Three ways that travel retail is riding on digital

Travel retail has tended to be a niche market, but the digital world is opening up opportunities to be seized. Here are three ways that the duty-free sector is catching up with the digital challenge.

1. Make earlier contact with potential customers.

- Educate travellers about products and services available at the airport.
- Put airport shopping in front of them.

Example: a “buy now, collect later” service where customers can shop online at leisure before their trip, save time at the airport, and choose if they wish to pick up their purchases on departure or upon arrival.

2. Align the sales strategy with the entire airport ecosystem (airports, airlines, brands).

- Partner with airlines to inform travellers about what they can find in store at the same time as they get online confirmation for their flight.
- Highlight personalized and exclusive offers.

Example: a loyalty program that is tailored to frequent travellers and that offers benefits such as free parking, lounge access and fast-track privileges.

3. Change the value proposition.

The duty-free sector traditionally focused on pure value for money. Now, it is moving toward exclusivity and novelty, as well as delivering shopping experiences that meet and exceed customer expectations.

- Promote products exclusively on travel retail before they are available in other sales channels.
- Feature products and services that are exclusive to the travel experience, such as special packaging, tastings or brand interactions.

Example: virtual assistants that interact with travellers in different languages and interactive personal shoppers that suggest other items relevant to what the customer is looking at.
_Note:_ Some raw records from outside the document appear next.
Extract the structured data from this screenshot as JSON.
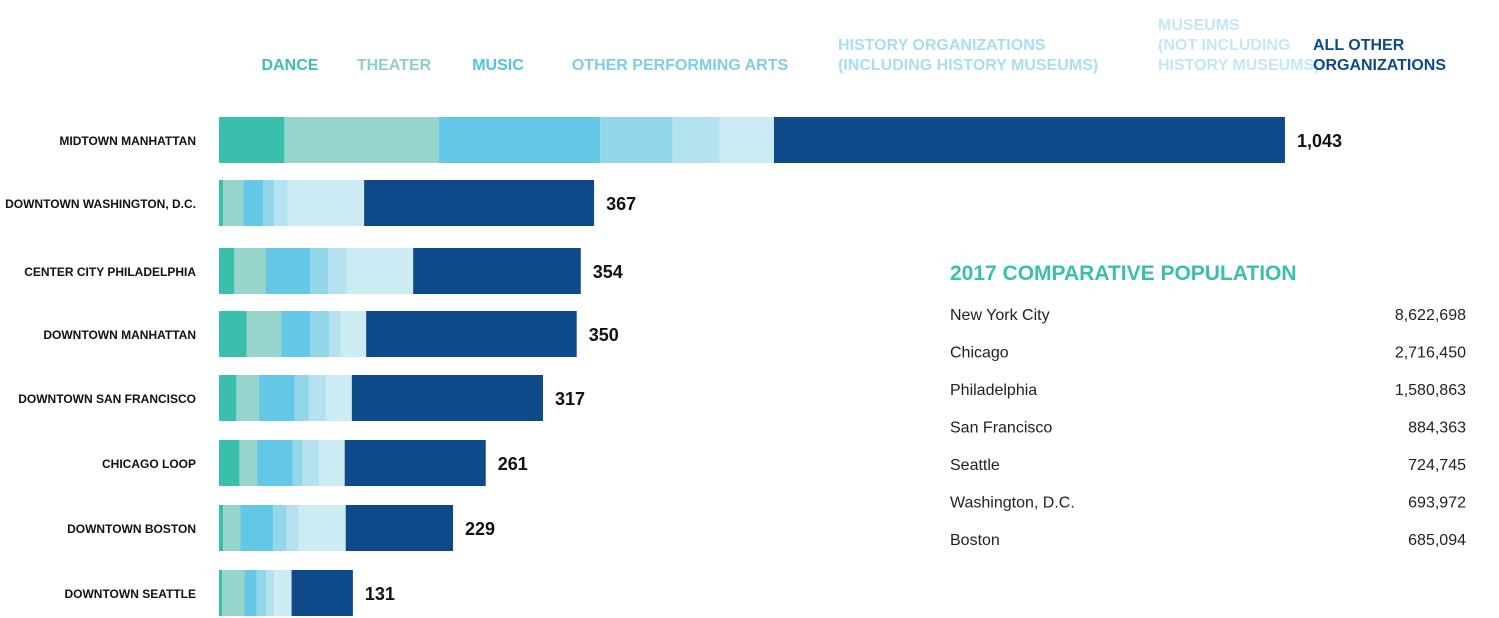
{
  "chart_data": {
    "type": "stacked-bar",
    "categories": [
      "MIDTOWN MANHATTAN",
      "DOWNTOWN WASHINGTON, D.C.",
      "CENTER CITY PHILADELPHIA",
      "DOWNTOWN MANHATTAN",
      "DOWNTOWN SAN FRANCISCO",
      "CHICAGO LOOP",
      "DOWNTOWN BOSTON",
      "DOWNTOWN SEATTLE"
    ],
    "series": [
      {
        "name": "DANCE",
        "color": "#3bbfad",
        "values": [
          64,
          4,
          15,
          27,
          17,
          20,
          4,
          3
        ]
      },
      {
        "name": "THEATER",
        "color": "#96d4cc",
        "values": [
          151,
          20,
          31,
          34,
          22,
          17,
          17,
          22
        ]
      },
      {
        "name": "MUSIC",
        "color": "#62c8e5",
        "values": [
          158,
          19,
          43,
          28,
          35,
          35,
          32,
          12
        ]
      },
      {
        "name": "OTHER PERFORMING ARTS",
        "color": "#93d6ea",
        "values": [
          71,
          11,
          18,
          19,
          14,
          10,
          13,
          9
        ]
      },
      {
        "name": "HISTORY ORGANIZATIONS\n(INCLUDING HISTORY MUSEUMS)",
        "color": "#b5e2f0",
        "values": [
          46,
          13,
          18,
          11,
          17,
          16,
          12,
          8
        ]
      },
      {
        "name": "MUSEUMS\n(NOT INCLUDING\nHISTORY MUSEUMS)",
        "color": "#cdebf3",
        "values": [
          53,
          75,
          65,
          25,
          25,
          25,
          46,
          17
        ]
      },
      {
        "name": "ALL OTHER\nORGANIZATIONS",
        "color": "#0e4a8a",
        "values": [
          500,
          225,
          164,
          206,
          187,
          138,
          105,
          60
        ]
      }
    ],
    "totals": [
      {
        "value": 1043,
        "label": "1,043"
      },
      367,
      354,
      350,
      317,
      261,
      229,
      131
    ]
  },
  "population_table": {
    "title": "2017 COMPARATIVE POPULATION",
    "rows": [
      [
        "New York City",
        "8,622,698"
      ],
      [
        "Chicago",
        "2,716,450"
      ],
      [
        "Philadelphia",
        "1,580,863"
      ],
      [
        "San Francisco",
        "884,363"
      ],
      [
        "Seattle",
        "724,745"
      ],
      [
        "Washington, D.C.",
        "693,972"
      ],
      [
        "Boston",
        "685,094"
      ]
    ]
  }
}
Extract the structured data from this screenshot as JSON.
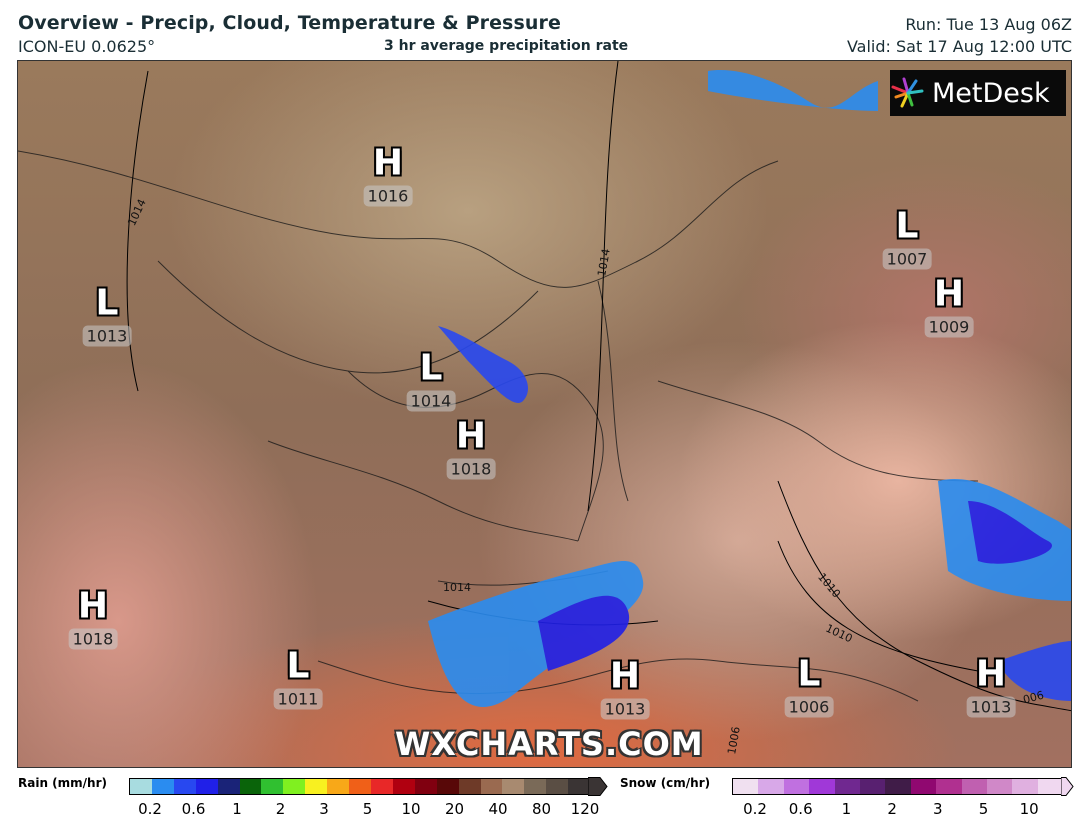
{
  "header": {
    "title": "Overview - Precip, Cloud, Temperature & Pressure",
    "model": "ICON-EU 0.0625°",
    "subtitle": "3 hr average precipitation rate",
    "run": "Run: Tue 13 Aug 06Z",
    "valid": "Valid: Sat 17 Aug 12:00 UTC"
  },
  "map": {
    "logo": "MetDesk",
    "watermark": "WXCHARTS.COM",
    "pressure_centers": [
      {
        "type": "H",
        "value": "1016"
      },
      {
        "type": "L",
        "value": "1007"
      },
      {
        "type": "H",
        "value": "1009"
      },
      {
        "type": "L",
        "value": "1013"
      },
      {
        "type": "L",
        "value": "1014"
      },
      {
        "type": "H",
        "value": "1018"
      },
      {
        "type": "H",
        "value": "1018"
      },
      {
        "type": "L",
        "value": "1011"
      },
      {
        "type": "L",
        "value": "1006"
      },
      {
        "type": "H",
        "value": "1013"
      },
      {
        "type": "H",
        "value": "1013"
      }
    ],
    "isobar_labels": [
      "1014",
      "1014",
      "1014",
      "1010",
      "1010",
      "1006",
      "006"
    ]
  },
  "legend": {
    "rain": {
      "label": "Rain (mm/hr)",
      "ticks": [
        "0.2",
        "0.6",
        "1",
        "2",
        "3",
        "5",
        "10",
        "20",
        "40",
        "80",
        "120"
      ],
      "colors": [
        "#a8dce0",
        "#2a8cf0",
        "#2848f0",
        "#2020e8",
        "#1a2378",
        "#0a640a",
        "#30c030",
        "#80f020",
        "#f8f020",
        "#f8a818",
        "#f06018",
        "#e82828",
        "#b00010",
        "#800010",
        "#580808",
        "#6e3a28",
        "#9a6a50",
        "#a88a70",
        "#7a6a58",
        "#5a4e44",
        "#3a3434"
      ]
    },
    "snow": {
      "label": "Snow (cm/hr)",
      "ticks": [
        "0.2",
        "0.6",
        "1",
        "2",
        "3",
        "5",
        "10"
      ],
      "colors": [
        "#f0e0f0",
        "#d8a8e8",
        "#c070e0",
        "#a038d8",
        "#702890",
        "#582070",
        "#401c48",
        "#900870",
        "#b03090",
        "#c060b0",
        "#d088c8",
        "#e0b0e0",
        "#f0d8f0"
      ]
    }
  }
}
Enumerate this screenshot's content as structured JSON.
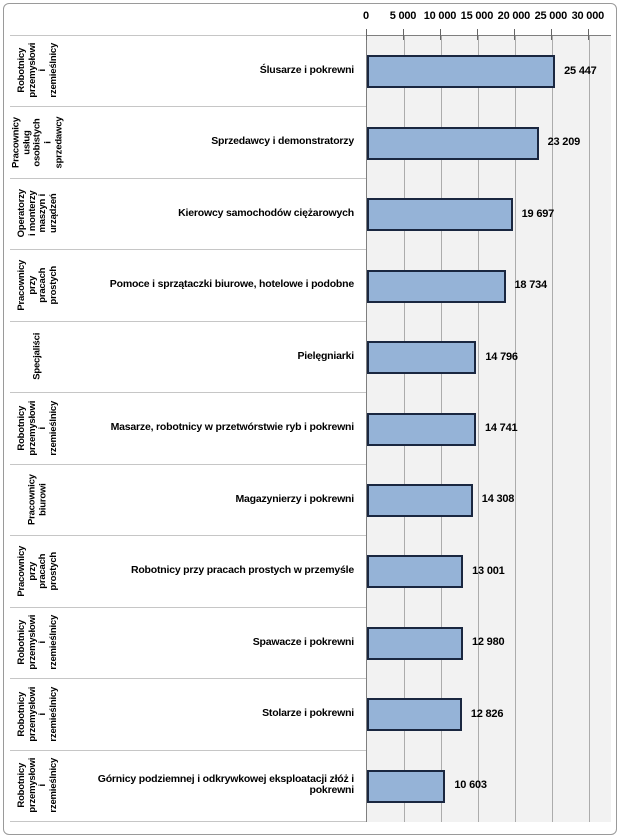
{
  "chart_data": {
    "type": "bar",
    "orientation": "horizontal",
    "title": "",
    "xlabel": "",
    "ylabel": "",
    "axis": {
      "tick_values": [
        0,
        5000,
        10000,
        15000,
        20000,
        25000,
        30000
      ],
      "tick_labels": [
        "0",
        "5 000",
        "10 000",
        "15 000",
        "20 000",
        "25 000",
        "30 000"
      ],
      "min": 0,
      "max_display": 33000,
      "grid": true,
      "axis_position": "top"
    },
    "rows": [
      {
        "group": "Robotnicy przemysłowi i rzemieślnicy",
        "occupation": "Ślusarze i pokrewni",
        "value": 25447,
        "value_label": "25 447"
      },
      {
        "group": "Pracownicy usług osobistych i sprzedawcy",
        "occupation": "Sprzedawcy i demonstratorzy",
        "value": 23209,
        "value_label": "23 209"
      },
      {
        "group": "Operatorzy i monterzy maszyn i urządzeń",
        "occupation": "Kierowcy samochodów ciężarowych",
        "value": 19697,
        "value_label": "19 697"
      },
      {
        "group": "Pracownicy przy pracach prostych",
        "occupation": "Pomoce i sprzątaczki biurowe, hotelowe i podobne",
        "value": 18734,
        "value_label": "18 734"
      },
      {
        "group": "Specjaliści",
        "occupation": "Pielęgniarki",
        "value": 14796,
        "value_label": "14 796"
      },
      {
        "group": "Robotnicy przemysłowi i rzemieślnicy",
        "occupation": "Masarze, robotnicy w przetwórstwie ryb i pokrewni",
        "value": 14741,
        "value_label": "14 741"
      },
      {
        "group": "Pracownicy biurowi",
        "occupation": "Magazynierzy i pokrewni",
        "value": 14308,
        "value_label": "14 308"
      },
      {
        "group": "Pracownicy przy pracach prostych",
        "occupation": "Robotnicy przy pracach prostych w przemyśle",
        "value": 13001,
        "value_label": "13 001"
      },
      {
        "group": "Robotnicy przemysłowi i rzemieślnicy",
        "occupation": "Spawacze i pokrewni",
        "value": 12980,
        "value_label": "12 980"
      },
      {
        "group": "Robotnicy przemysłowi i rzemieślnicy",
        "occupation": "Stolarze i pokrewni",
        "value": 12826,
        "value_label": "12 826"
      },
      {
        "group": "Robotnicy przemysłowi i rzemieślnicy",
        "occupation": "Górnicy podziemnej i odkrywkowej eksploatacji złóż i pokrewni",
        "value": 10603,
        "value_label": "10 603"
      }
    ]
  },
  "colors": {
    "bar_fill": "#95B3D7",
    "bar_border": "#1A2740",
    "plot_bg": "#F2F2F2",
    "gridline": "#ACACAC",
    "tick": "#666666",
    "separator": "#C6C6C6",
    "frame_border": "#9A9A9A",
    "axis_line": "#7F7F7F",
    "text": "#000000"
  }
}
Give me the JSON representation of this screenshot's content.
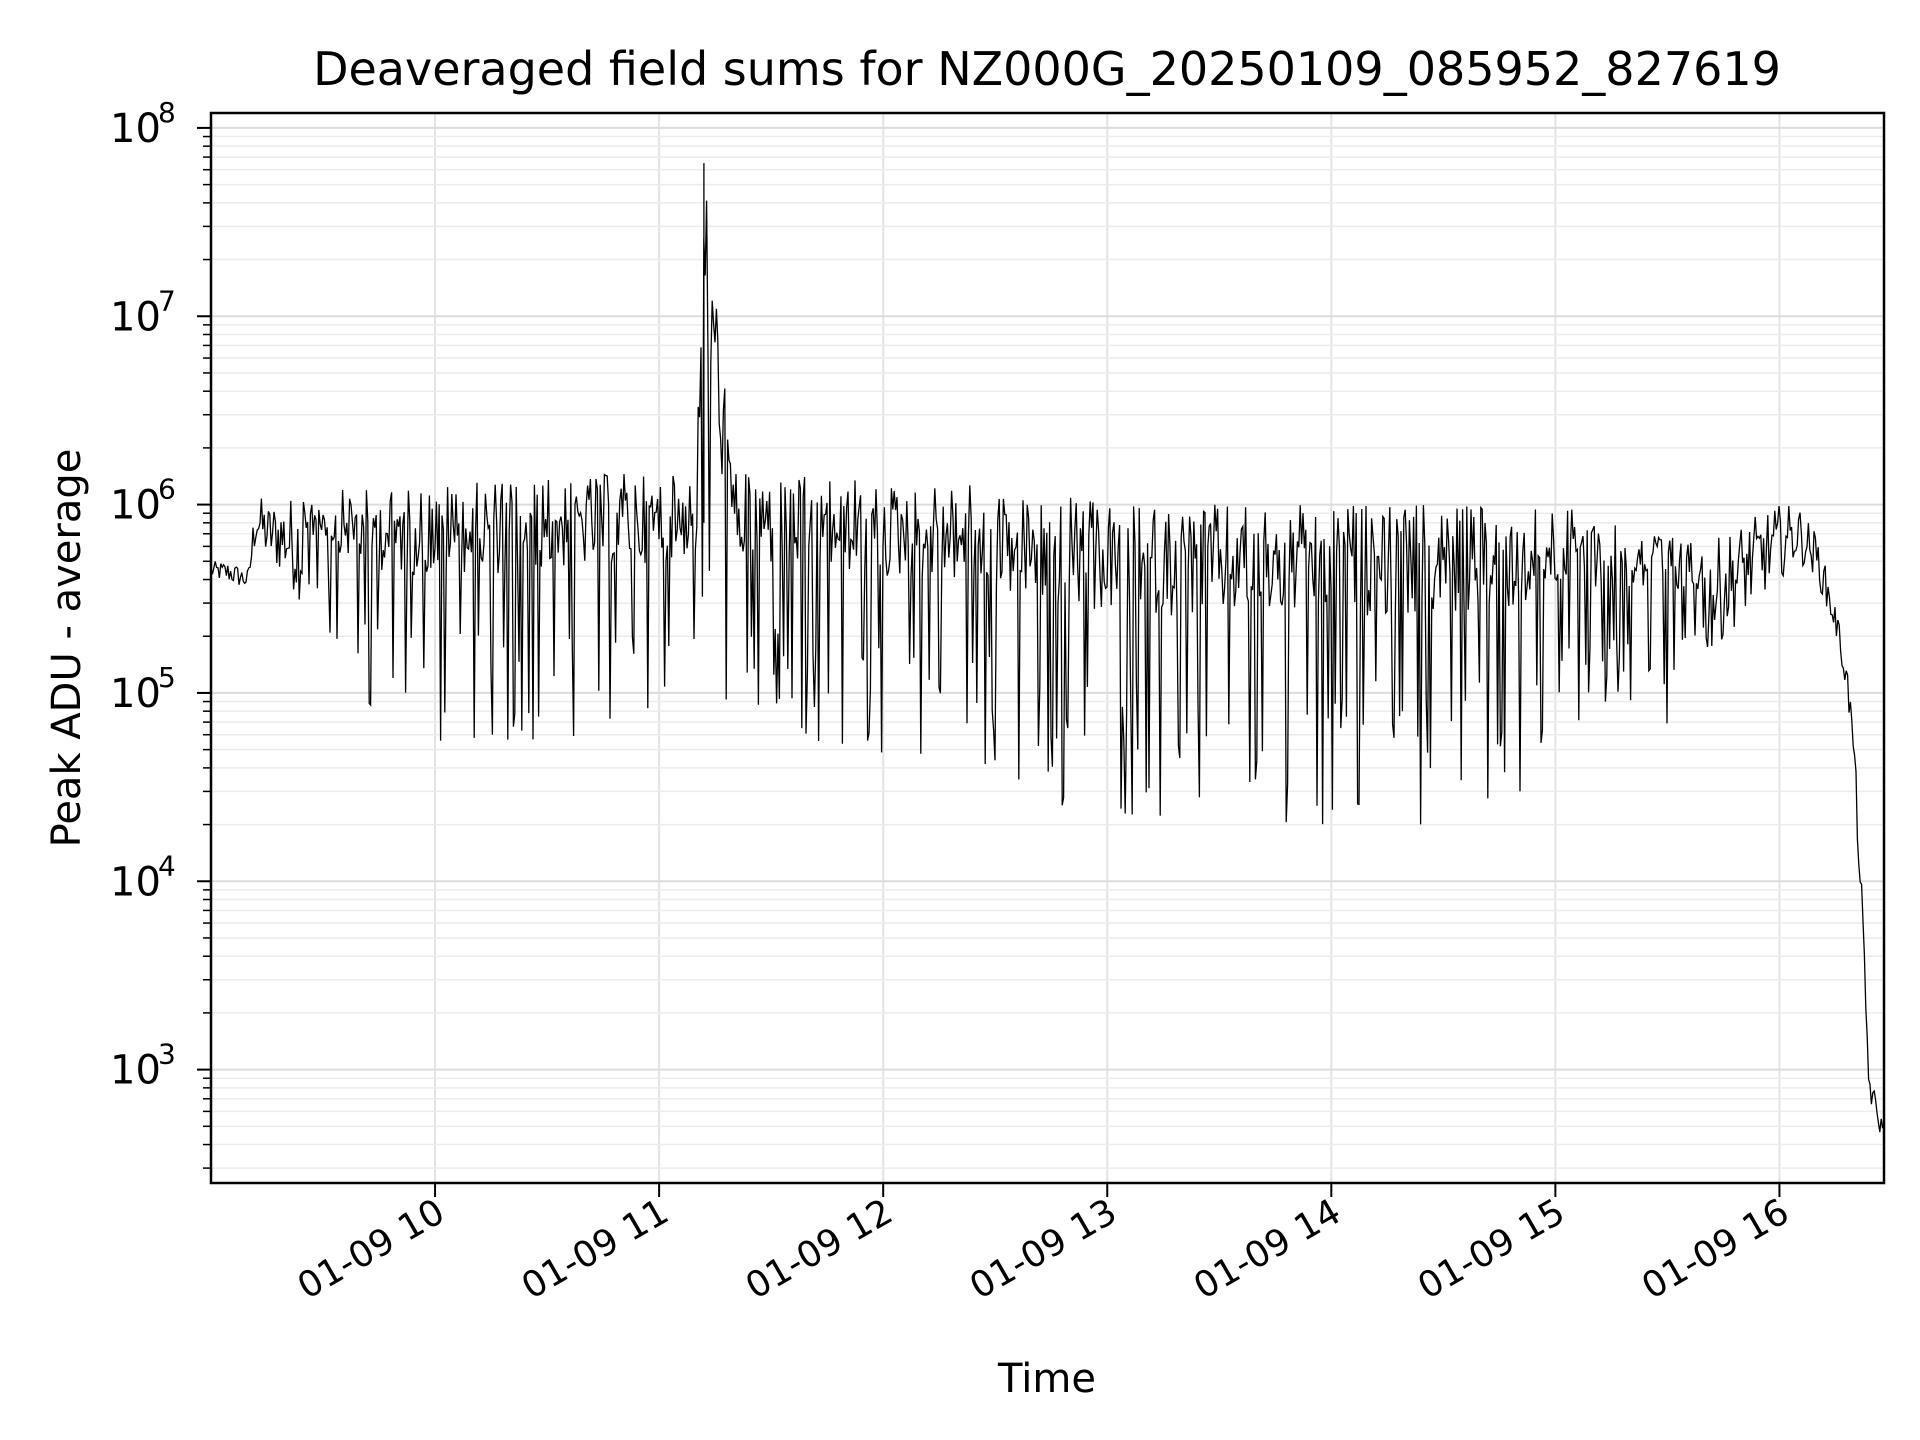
{
  "chart_data": {
    "type": "line",
    "title": "Deaveraged field sums for NZ000G_20250109_085952_827619",
    "xlabel": "Time",
    "ylabel": "Peak ADU - average",
    "yscale": "log",
    "ylim": [
      250,
      120000000
    ],
    "xlim": [
      "2025-01-09 09:00",
      "2025-01-09 16:28"
    ],
    "grid": true,
    "color": "#000000",
    "x_ticks": [
      {
        "at": "2025-01-09 10:00",
        "label": "01-09 10"
      },
      {
        "at": "2025-01-09 11:00",
        "label": "01-09 11"
      },
      {
        "at": "2025-01-09 12:00",
        "label": "01-09 12"
      },
      {
        "at": "2025-01-09 13:00",
        "label": "01-09 13"
      },
      {
        "at": "2025-01-09 14:00",
        "label": "01-09 14"
      },
      {
        "at": "2025-01-09 15:00",
        "label": "01-09 15"
      },
      {
        "at": "2025-01-09 16:00",
        "label": "01-09 16"
      }
    ],
    "y_ticks": [
      {
        "value": 1000,
        "base": "10",
        "exp": "3"
      },
      {
        "value": 10000,
        "base": "10",
        "exp": "4"
      },
      {
        "value": 100000,
        "base": "10",
        "exp": "5"
      },
      {
        "value": 1000000,
        "base": "10",
        "exp": "6"
      },
      {
        "value": 10000000,
        "base": "10",
        "exp": "7"
      },
      {
        "value": 100000000,
        "base": "10",
        "exp": "8"
      }
    ],
    "series": [
      {
        "x": [
          "2025-01-09 09:00",
          "2025-01-09 09:05",
          "2025-01-09 09:10",
          "2025-01-09 09:12",
          "2025-01-09 09:15",
          "2025-01-09 09:20",
          "2025-01-09 09:30",
          "2025-01-09 09:40",
          "2025-01-09 09:50",
          "2025-01-09 10:00",
          "2025-01-09 10:10",
          "2025-01-09 10:20",
          "2025-01-09 10:30",
          "2025-01-09 10:40",
          "2025-01-09 10:50",
          "2025-01-09 11:00",
          "2025-01-09 11:10",
          "2025-01-09 11:12",
          "2025-01-09 11:20",
          "2025-01-09 11:30",
          "2025-01-09 11:40",
          "2025-01-09 11:50",
          "2025-01-09 12:00",
          "2025-01-09 12:10",
          "2025-01-09 12:20",
          "2025-01-09 12:30",
          "2025-01-09 12:40",
          "2025-01-09 12:50",
          "2025-01-09 13:00",
          "2025-01-09 13:10",
          "2025-01-09 13:20",
          "2025-01-09 13:30",
          "2025-01-09 13:40",
          "2025-01-09 13:50",
          "2025-01-09 14:00",
          "2025-01-09 14:10",
          "2025-01-09 14:20",
          "2025-01-09 14:30",
          "2025-01-09 14:40",
          "2025-01-09 14:50",
          "2025-01-09 15:00",
          "2025-01-09 15:10",
          "2025-01-09 15:20",
          "2025-01-09 15:30",
          "2025-01-09 15:40",
          "2025-01-09 15:50",
          "2025-01-09 16:00",
          "2025-01-09 16:05",
          "2025-01-09 16:10",
          "2025-01-09 16:15",
          "2025-01-09 16:18",
          "2025-01-09 16:20",
          "2025-01-09 16:22",
          "2025-01-09 16:24",
          "2025-01-09 16:26",
          "2025-01-09 16:28"
        ],
        "upper": [
          500000,
          500000,
          450000,
          1200000,
          1000000,
          1100000,
          1200000,
          1200000,
          1200000,
          1300000,
          1300000,
          1400000,
          1400000,
          1400000,
          1500000,
          1400000,
          1500000,
          65000000,
          1500000,
          1400000,
          1400000,
          1400000,
          1300000,
          1300000,
          1300000,
          1200000,
          1100000,
          1100000,
          1000000,
          1000000,
          1000000,
          1000000,
          1000000,
          1000000,
          1000000,
          1000000,
          1000000,
          1000000,
          1000000,
          1000000,
          1000000,
          900000,
          800000,
          700000,
          600000,
          800000,
          1000000,
          1000000,
          700000,
          300000,
          150000,
          60000,
          10000,
          1000,
          700,
          500
        ],
        "lower": [
          400000,
          380000,
          350000,
          600000,
          500000,
          400000,
          200000,
          80000,
          60000,
          50000,
          45000,
          50000,
          55000,
          60000,
          60000,
          70000,
          80000,
          80000,
          70000,
          60000,
          55000,
          50000,
          45000,
          45000,
          40000,
          35000,
          25000,
          22000,
          22000,
          22000,
          20000,
          20000,
          20000,
          20000,
          20000,
          20000,
          20000,
          20000,
          20000,
          25000,
          50000,
          70000,
          80000,
          60000,
          150000,
          250000,
          400000,
          500000,
          400000,
          200000,
          100000,
          40000,
          5000,
          700,
          500,
          400
        ]
      }
    ]
  }
}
Travel retail is a promising market. Global duty-free sales in 2017 reached USD 68.6 billion. (1) But while other retailers have been quick to jump on the digital bandwagon and push their content commerce capabilities, travel retail has lagged behind. These companies do not necessarily have a website for each of their airport stores and the offerings for where they have website stores may be limited.

Yet there is a clear path forward. Leading global travel retailers can reach up to 2.5 billion potential customers each year, i.e. passengers transiting through the airports in which they operate. The number of potential customers, combined with the “dwell time” - the time passengers spend after security check and before boarding - opens a window for commerce opportunities.

Travel retailers are working to grab the attention of this captive audience and to focus on those micro-moments where immediate needs or spontaneous emotions can trigger certain buying decisions.